De Souza’s main point echoed a long-standing message from security professionals: security should not be an afterthought, especially in light of AI’s rise. “As companies embark on this AI journey, they need to take a platform approach,” he stated. “Security is not something you can bolt on later, and it’s not something you can leave up to employees to do on their own.” He cautioned about “shadow AI,” where employees use consumer tools without company oversight, stressing the need for platforms to have built-in security, governance, and auditability from the outset. “There’s no such thing as an AI strategy without a data strategy and a security strategy. They need to go hand in hand.”

Importantly, he wasn’t solely promoting Google Cloud. When it was suggested that his advice resembled a Google pitch, he disagreed. Google, he emphasized, is dedicated to a multicloud strategy. He pointed out that companies that believe they operate on a single cloud usually aren’t. “Even if they pick a single cloud, they’re relying on SaaS applications, there are business partners that may be using different clouds,” he explained. “It’s important for companies to have a security posture that is consistent across clouds, across models.”

De Souza also highlighted how the threat environment has evolved significantly, rendering old defense models too slow. He noted that the time between an initial breach and the next stage of an attack has plummeted from eight hours to just 22 seconds, and the attack surface now extends far beyond the traditional network boundaries. “In addition to your usual estate, you have models now. You have data pipelines used to train the models. You have agents, you have prompts. All of this needs to be protected.”

He identified another underappreciated threat: agents within a company’s systems can uncover long-forgotten data repositories. “A lot of organizations have old SharePoint servers [and access controls] they haven’t really updated, but it didn’t matter because nobody really knew where they were. But agents roaming your enterprise will find those data assets and will expose the data on them.”

His solution is to combat machine speed with machine speed. “We’re now seeing the emergence of an AI-native, fully agentic defense where organizations can run agents driving their defense,” he said. “Instead of having a human-led defense or even a human in the loop, you can now have humans overseeing a fully agentic defense.” He emphasized that this issue is not just technological but also a leadership concern. “This is a board-level issue and an executive team issue.
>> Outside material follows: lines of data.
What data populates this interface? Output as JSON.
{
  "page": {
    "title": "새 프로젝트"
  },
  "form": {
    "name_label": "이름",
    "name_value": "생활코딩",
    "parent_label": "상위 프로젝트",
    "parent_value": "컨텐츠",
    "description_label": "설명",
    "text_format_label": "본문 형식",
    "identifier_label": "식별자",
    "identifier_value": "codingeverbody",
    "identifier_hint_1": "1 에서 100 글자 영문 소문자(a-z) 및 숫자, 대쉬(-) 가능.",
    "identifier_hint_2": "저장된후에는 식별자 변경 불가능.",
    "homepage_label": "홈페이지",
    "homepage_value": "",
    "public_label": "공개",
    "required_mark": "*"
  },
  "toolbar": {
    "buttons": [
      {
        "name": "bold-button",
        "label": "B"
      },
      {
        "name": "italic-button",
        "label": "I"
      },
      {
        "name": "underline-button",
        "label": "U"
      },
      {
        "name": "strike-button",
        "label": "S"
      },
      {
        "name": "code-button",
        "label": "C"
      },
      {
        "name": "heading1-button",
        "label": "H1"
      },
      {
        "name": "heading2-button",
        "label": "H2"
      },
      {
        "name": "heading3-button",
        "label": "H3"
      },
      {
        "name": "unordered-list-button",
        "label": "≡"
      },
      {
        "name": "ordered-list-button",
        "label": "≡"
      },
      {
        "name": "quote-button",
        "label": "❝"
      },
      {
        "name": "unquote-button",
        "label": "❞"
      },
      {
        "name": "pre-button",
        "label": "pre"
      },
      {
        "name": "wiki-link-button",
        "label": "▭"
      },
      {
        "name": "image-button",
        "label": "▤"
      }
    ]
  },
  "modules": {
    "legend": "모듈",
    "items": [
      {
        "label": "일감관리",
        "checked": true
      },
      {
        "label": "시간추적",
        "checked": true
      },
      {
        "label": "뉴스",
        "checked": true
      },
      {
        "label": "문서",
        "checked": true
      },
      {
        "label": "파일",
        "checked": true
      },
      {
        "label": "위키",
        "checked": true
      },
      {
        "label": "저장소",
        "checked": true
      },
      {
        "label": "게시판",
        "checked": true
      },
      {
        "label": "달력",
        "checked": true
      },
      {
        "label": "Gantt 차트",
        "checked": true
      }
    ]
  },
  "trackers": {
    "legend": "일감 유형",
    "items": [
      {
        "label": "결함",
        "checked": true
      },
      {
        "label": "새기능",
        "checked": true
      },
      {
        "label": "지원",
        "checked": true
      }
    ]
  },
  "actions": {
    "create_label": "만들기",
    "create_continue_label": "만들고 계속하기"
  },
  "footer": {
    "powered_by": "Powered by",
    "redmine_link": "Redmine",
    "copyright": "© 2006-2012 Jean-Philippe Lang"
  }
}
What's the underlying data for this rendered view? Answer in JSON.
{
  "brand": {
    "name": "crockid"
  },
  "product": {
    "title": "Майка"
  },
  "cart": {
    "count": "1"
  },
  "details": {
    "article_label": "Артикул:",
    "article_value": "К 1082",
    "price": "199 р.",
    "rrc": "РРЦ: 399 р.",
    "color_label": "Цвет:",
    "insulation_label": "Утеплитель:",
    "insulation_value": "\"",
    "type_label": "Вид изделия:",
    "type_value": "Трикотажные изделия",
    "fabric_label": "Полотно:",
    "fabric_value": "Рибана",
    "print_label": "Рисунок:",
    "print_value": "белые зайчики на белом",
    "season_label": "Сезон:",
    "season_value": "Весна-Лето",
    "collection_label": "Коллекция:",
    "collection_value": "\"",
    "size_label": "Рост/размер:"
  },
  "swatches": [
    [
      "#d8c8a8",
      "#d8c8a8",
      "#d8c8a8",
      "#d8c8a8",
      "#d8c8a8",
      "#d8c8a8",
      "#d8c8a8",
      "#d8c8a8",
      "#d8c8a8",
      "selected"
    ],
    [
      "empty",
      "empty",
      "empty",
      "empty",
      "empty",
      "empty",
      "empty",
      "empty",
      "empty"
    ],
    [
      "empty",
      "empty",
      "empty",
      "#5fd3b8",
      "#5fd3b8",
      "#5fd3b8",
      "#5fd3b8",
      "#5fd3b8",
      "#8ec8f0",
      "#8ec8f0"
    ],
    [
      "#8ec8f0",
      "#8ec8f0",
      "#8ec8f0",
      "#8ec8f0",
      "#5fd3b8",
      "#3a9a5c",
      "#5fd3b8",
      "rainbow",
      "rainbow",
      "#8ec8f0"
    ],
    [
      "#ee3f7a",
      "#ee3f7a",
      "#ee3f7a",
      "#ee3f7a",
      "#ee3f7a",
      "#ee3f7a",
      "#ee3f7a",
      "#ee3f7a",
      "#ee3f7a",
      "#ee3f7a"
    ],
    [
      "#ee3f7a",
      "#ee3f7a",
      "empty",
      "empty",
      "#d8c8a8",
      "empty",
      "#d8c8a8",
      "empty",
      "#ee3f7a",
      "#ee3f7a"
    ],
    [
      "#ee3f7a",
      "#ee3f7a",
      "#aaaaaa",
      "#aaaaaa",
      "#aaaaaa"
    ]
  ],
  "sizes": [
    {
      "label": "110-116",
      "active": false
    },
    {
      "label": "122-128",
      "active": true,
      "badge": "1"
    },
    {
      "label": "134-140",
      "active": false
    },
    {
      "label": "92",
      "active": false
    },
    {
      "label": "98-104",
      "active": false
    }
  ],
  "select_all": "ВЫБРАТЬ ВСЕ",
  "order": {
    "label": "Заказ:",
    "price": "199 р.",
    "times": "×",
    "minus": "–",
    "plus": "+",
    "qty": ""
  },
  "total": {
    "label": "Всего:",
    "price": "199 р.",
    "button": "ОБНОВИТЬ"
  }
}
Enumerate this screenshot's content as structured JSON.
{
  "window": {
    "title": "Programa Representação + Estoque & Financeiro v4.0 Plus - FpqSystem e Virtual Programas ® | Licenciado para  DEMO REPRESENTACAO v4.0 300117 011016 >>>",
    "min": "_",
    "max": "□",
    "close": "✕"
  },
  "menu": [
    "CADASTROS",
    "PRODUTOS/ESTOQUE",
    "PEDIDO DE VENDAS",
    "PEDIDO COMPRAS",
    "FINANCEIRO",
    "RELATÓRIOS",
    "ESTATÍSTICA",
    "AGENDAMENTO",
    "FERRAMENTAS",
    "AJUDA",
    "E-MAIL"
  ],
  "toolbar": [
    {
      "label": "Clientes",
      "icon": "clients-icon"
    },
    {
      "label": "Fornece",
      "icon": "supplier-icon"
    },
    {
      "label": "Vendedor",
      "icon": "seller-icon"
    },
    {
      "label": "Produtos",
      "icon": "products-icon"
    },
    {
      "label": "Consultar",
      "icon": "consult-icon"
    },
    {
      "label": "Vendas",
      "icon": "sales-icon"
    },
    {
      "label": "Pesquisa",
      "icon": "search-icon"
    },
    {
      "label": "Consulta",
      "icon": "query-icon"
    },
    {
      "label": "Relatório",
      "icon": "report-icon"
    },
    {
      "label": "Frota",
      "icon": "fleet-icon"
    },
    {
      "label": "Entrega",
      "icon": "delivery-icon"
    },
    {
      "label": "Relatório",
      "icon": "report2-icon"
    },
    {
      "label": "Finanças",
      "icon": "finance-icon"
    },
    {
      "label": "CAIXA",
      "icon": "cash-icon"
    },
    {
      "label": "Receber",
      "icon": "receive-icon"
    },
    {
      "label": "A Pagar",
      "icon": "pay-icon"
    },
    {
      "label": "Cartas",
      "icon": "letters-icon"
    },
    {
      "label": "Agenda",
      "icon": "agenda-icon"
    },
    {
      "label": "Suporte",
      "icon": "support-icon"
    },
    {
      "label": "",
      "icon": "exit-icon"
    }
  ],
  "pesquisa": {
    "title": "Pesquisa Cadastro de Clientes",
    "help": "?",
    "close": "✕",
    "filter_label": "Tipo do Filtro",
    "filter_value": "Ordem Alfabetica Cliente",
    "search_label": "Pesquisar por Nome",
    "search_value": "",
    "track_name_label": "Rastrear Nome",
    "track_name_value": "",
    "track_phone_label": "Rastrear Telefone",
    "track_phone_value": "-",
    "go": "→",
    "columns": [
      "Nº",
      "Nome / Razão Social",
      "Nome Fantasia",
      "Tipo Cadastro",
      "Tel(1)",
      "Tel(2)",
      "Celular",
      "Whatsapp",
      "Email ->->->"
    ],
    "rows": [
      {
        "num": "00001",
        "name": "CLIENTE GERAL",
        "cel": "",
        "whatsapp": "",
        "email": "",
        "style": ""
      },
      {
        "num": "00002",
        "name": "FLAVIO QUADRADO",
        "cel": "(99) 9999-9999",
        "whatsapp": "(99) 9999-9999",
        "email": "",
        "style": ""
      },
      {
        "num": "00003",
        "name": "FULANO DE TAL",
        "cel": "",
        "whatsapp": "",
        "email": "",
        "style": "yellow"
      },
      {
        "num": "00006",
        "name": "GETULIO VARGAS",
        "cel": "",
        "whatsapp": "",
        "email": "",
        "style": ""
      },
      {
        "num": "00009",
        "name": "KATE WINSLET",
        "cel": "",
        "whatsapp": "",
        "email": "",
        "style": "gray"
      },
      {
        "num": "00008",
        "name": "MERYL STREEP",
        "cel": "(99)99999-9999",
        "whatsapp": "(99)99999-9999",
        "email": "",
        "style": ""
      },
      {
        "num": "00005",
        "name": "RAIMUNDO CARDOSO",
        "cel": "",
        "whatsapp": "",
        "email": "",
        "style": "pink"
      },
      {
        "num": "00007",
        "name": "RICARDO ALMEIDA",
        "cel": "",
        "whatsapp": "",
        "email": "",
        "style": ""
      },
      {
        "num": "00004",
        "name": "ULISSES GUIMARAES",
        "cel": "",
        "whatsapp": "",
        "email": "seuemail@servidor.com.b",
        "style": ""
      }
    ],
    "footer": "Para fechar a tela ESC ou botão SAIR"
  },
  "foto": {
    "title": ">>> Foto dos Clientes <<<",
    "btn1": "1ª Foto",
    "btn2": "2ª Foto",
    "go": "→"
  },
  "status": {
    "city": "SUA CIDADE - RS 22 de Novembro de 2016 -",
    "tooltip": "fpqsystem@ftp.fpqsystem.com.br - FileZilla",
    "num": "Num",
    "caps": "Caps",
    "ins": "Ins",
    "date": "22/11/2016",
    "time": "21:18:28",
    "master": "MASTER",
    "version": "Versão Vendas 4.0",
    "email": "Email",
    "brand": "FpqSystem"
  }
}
It’s not just a security team’s issue.”

Despite AI taking on more defensive roles, there are not enough qualified individuals to manage it, and AI’s vulnerabilities are increasing faster than security teams can manage. “We’re going to need people to deal with the bug-pocalypse,” LinkedIn’s chief information security officer Lea Kissner told the New York Times this week, noting that a sustainable long-term understanding of AI security is still some years away.

This brings us back to the platform providers. The Register has reported on numerous Google Cloud developers facing hefty bills after unauthorized API calls to Gemini models — services many hadn’t used or enabled knowingly. These situations arose from API keys initially set up for Google Maps, publicly deployed as per Google’s instructions, which later became capable of accessing Gemini without clear disclosure from Google.
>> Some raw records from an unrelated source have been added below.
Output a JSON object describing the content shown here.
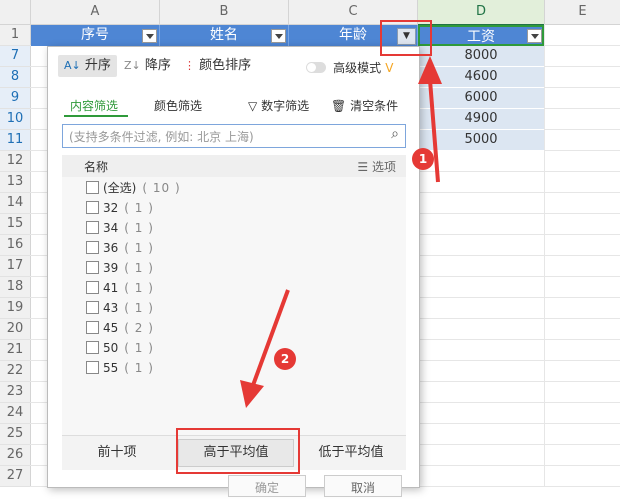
{
  "columns": [
    "A",
    "B",
    "C",
    "D",
    "E"
  ],
  "rows": [
    "1",
    "7",
    "8",
    "9",
    "10",
    "11",
    "12",
    "13",
    "14",
    "15",
    "16",
    "17",
    "18",
    "19",
    "20",
    "21",
    "22",
    "23",
    "24",
    "25",
    "26",
    "27"
  ],
  "header_cells": {
    "a": "序号",
    "b": "姓名",
    "c": "年龄",
    "d": "工资"
  },
  "salaries": [
    "8000",
    "4600",
    "6000",
    "4900",
    "5000"
  ],
  "panel": {
    "sort_asc": "升序",
    "sort_desc": "降序",
    "color_sort": "颜色排序",
    "advanced": "高级模式",
    "advanced_mark": "V",
    "tab_content": "内容筛选",
    "tab_color": "颜色筛选",
    "num_filter": "数字筛选",
    "clear": "清空条件",
    "search_placeholder": "(支持多条件过滤, 例如: 北京 上海)",
    "list_title": "名称",
    "options": "选项",
    "items": [
      {
        "label": "(全选)",
        "count": "( 10 )"
      },
      {
        "label": "32",
        "count": "( 1 )"
      },
      {
        "label": "34",
        "count": "( 1 )"
      },
      {
        "label": "36",
        "count": "( 1 )"
      },
      {
        "label": "39",
        "count": "( 1 )"
      },
      {
        "label": "41",
        "count": "( 1 )"
      },
      {
        "label": "43",
        "count": "( 1 )"
      },
      {
        "label": "45",
        "count": "( 2 )"
      },
      {
        "label": "50",
        "count": "( 1 )"
      },
      {
        "label": "55",
        "count": "( 1 )"
      }
    ],
    "top10": "前十项",
    "above_avg": "高于平均值",
    "below_avg": "低于平均值",
    "ok": "确定",
    "cancel": "取消"
  },
  "annotations": {
    "one": "1",
    "two": "2"
  },
  "colors": {
    "header_blue": "#4e86d4",
    "accent_green": "#2f9a3a",
    "annotation_red": "#e53935"
  }
}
Rod Danan, CEO of the interview-prep platform Prentus, experienced a bill of $10,138 in roughly 30 minutes after attackers exploited his API key. Similarly, Isuru Fonseka, a developer from Sydney, was charged around AUD $17,000 despite believing he had a $250 spending cap. Neither was aware that Google’s automated systems had increased their billing tiers based on account history, extending potential charges up to $100,000 without direct consent.

Google refunded both after The Register’s initial report. However, Google stated it has no intention of altering its automatic tier-upgrade policy, prioritizing service continuity over enforcing user budget preferences.
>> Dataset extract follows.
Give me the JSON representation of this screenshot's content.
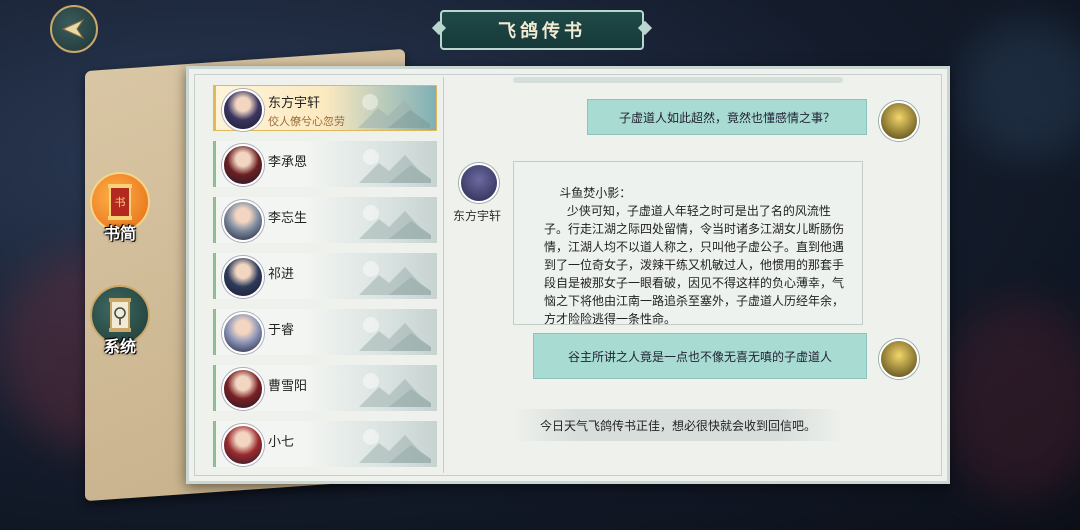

Meanwhile, there remains the issue of what happens when a developer seeks to terminate usage. The Register reported this week on findings by the security firm Aikido, which revealed that even if developers delete a compromised key immediately, attackers might still use it for up to 23 minutes as Google’s revocation process spreads gradually through its infrastructure. Aikido researcher Joseph Leon noted that during this period, success rates can vary — sometimes over 90% of requests are still authenticated — allowing attackers to potentially exfiltrate files and cached conversation data from Gemini.

Leon also mentioned that Google’s newer credential formats do not have this issue: service account API credentials revoke in about five seconds, and Gemini’s newer AQ-prefixed key format takes about a minute. “Both run at Google scale,” he wrote in Aikido’s paper. “Both suggest this is technically solvable for Google API keys, too.” According to Leon, the 23-minute delay is not an engineering limitation but a matter of company priorities.

This context is important when considering de Souza’s advice, which remains valid and crucial. While his points are accurate, there is a noticeable gap between what platforms recommend and their own pace of adaptation. It is essential to recognize this as well.